Is there a relation between the condition number and determinant?

Consider the matrix $\infty$-norm $\|\cdot\|_{\infty}$ and the associated condition number $\kappa_{\infty}(X)=\|X\|_{\infty}\|X^{-1}\|_{\infty}$. The following two examples show that there's obviously no direct link between the determinant and the condition number:

1) Let $$ X=\begin{bmatrix} 1 & -1 & -1 & \cdots & -1 \\ & 1 & -1 & \cdots & -1 \\ & & \ddots & \cdots & \vdots \\ & & & 1 & -1 \\ & & & & 1 \end{bmatrix}\in\mathbb{R}^{n\times n}. $$ Then $$ \|X\|_\infty=n, \quad \|X^{-1}\|_{\infty}=2^{n-1}, \quad \kappa_{\infty}(X)=n2^{n-1}, \quad \det(X)=1. $$ So $\kappa_{\infty}(X)$ can be very large even for small $n$ while $\det(X)$ remains equal to 1 independently of $n$.

2) Let $$ X=\alpha I\in\mathbb{R}^{n\times n}, \quad \alpha\in\mathbb{R}\setminus\{0\}, $$ where $I$ is the identity matrix.
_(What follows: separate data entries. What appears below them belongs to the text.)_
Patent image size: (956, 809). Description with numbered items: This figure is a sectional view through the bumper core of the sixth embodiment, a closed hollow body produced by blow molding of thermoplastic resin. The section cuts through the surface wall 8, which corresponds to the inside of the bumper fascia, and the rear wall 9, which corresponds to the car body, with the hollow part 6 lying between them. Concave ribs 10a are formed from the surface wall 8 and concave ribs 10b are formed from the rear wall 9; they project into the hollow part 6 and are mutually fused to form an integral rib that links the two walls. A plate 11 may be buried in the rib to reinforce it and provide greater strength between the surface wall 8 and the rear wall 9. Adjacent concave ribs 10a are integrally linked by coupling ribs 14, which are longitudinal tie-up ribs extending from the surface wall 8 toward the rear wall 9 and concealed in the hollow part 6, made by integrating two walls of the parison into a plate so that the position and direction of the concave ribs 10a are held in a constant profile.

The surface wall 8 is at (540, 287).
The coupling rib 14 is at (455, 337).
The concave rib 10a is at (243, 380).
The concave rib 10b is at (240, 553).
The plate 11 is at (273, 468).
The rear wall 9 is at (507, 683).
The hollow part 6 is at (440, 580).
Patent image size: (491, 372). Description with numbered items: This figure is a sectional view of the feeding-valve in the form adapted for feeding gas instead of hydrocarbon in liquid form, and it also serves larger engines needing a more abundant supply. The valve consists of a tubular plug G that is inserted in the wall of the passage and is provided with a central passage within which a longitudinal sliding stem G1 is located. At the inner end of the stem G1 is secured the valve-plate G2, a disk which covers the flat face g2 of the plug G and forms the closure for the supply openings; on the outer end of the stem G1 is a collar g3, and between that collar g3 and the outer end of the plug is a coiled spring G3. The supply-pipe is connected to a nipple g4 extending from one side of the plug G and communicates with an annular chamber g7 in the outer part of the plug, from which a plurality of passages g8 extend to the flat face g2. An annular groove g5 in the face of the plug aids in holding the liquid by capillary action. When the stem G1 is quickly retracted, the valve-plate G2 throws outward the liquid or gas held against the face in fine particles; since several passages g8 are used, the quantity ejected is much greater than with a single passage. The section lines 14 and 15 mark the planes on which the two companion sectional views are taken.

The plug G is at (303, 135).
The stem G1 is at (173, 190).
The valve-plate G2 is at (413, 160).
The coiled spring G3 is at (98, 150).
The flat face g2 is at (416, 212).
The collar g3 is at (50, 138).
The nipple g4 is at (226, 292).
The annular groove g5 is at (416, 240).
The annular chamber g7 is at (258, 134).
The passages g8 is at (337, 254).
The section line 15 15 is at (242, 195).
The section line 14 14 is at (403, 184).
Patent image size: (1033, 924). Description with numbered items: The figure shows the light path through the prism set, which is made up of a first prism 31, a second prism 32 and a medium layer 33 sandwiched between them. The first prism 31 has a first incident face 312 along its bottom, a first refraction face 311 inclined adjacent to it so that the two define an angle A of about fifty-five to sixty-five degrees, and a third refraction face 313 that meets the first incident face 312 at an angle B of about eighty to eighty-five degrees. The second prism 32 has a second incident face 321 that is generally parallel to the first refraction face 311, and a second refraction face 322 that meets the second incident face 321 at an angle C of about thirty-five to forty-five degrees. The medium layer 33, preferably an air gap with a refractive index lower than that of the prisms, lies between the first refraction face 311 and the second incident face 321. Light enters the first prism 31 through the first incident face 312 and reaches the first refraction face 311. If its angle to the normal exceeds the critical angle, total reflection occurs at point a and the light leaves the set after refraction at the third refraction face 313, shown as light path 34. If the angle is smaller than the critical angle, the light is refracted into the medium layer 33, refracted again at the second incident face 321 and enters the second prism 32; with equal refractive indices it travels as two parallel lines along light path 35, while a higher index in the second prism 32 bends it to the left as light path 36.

Then $$ \|X\|_{\infty}=|\alpha|, \quad \|X^{-1}\|_{\infty}=\frac{1}{|\alpha|}, \quad \kappa_{\infty}(X)=1, \quad \det(X)=|\alpha|^n. $$ So while the matrix $X$ is "ideally" conditioned for any feasible $\alpha$ and $n$, its determinant can be made arbitrarily large or small if $\alpha\neq 1$.